The next few days in Big Sur were nothing short of magical. We woke up the following morning, our first in Big Sur, and figured the most logical thing to do would be to hit the beach. And, well, who are we to argue logic? The universe led us down the 3/4 or so mile hiking path from the campsite, through a covered canopy of trees that straddles the Big Sur River, all the way down to the quaint cove that makes up Andrew Molera State Beach. We spent several hours here sunning, swimming, playing, fighting off the seagulls that boldly flew off with half our food, and watching the surfers slowly but surely converge at Molera Point as they anticipated the swells from Hurricane Marie, the category 4 that had hit Baja California earlier that day, to come ashore any moment. And boy did they! We watched surfer after surfer catch wave after wave that ranged from 3 feet breaks all the way up to what seemed like at least 8 or 10 feet for the more advanced.
We headed back into camp mid-afternoon, some rested, some napped, some ate. Myself and Stephen, we had USB battery bricks and phones to charge, and some business to handle, so we headed into town (and when I say town, I say this very generously, for ‘town’ consists of a grocery store, a restaurant, and a gas station). We took a seat at an outdoor table at the Big Sur River Inn, had some fresh coffee, and got down to business. We charged up our power bricks, and headed back to Molera, hiked back into camp just in time for a campfire and dinner. And that’s when we got a reality check from this fantasy world.

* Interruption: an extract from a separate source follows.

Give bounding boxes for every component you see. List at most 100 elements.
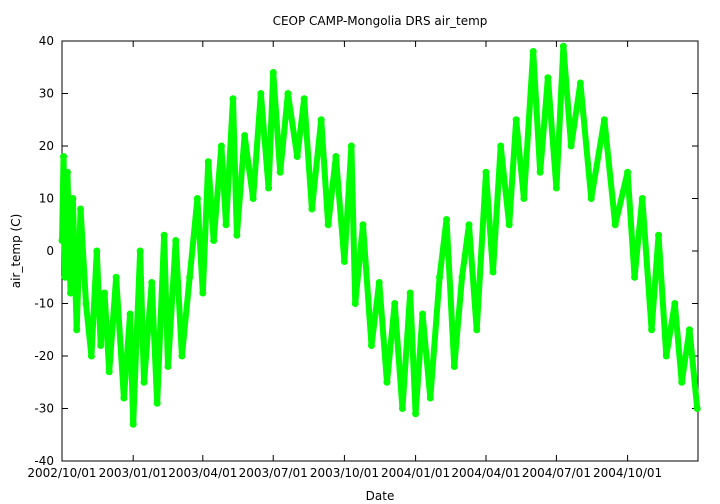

The rangers came up to us to inform us that as of 3 hours ago, the higher ups have outright banned campfires and even camp stoves until further notice. The reason? Drought. The California drought has gotten so bad and so serious, and the land so brittle and dry, that not only did they had to ban campfires and camp stoves 3 days before the famously busy Labor Day weekend, but they also increased the fine from $500 to $5000 to hammer home that this was no joke. If this state doesn’t get some much needed precipitation relief in the coming months, the ban could very well go through all of next year.
In any case, we figured since it was our last campfire, we’d go out with a bang…”S’MORESSSS!!”
The following day, we decided to head up the coast to Point Lobos State Reserve. In all the years of my coming to Big Sur, I’ve never stepped foot in here, and I was stupid not to. This place was incredible. We walked through a Cypress grove, we went geocaching at the old whaler’s cabin, and we hiked around the point, soaking in views of the famous coast. Perhaps the highlight of this part was the tide pools that dotted the rugged coastline. The closer we got to them, the more magical they became…we saw regular crabs, hermit crabs, a dizzying myriad of shells and sea urchins. It was beautiful.
As we sensed the sun begin to set, we figured it’d be a good time to head back to camp, eat some dinner and perhaps try to catch the sunset on the coast back at our beach, Andrew Molera State Beach. We were able to get back in time to feed the belly, but, the clouds started rolling in, so unfortunately, our sunset that evening was hidden from view. Which was alright. We marinated around the lantern, told some stories, had some scotch, and called it a night…figured since I was planning on leaving the next morning, I should get a good night’s sleep for the long drive back.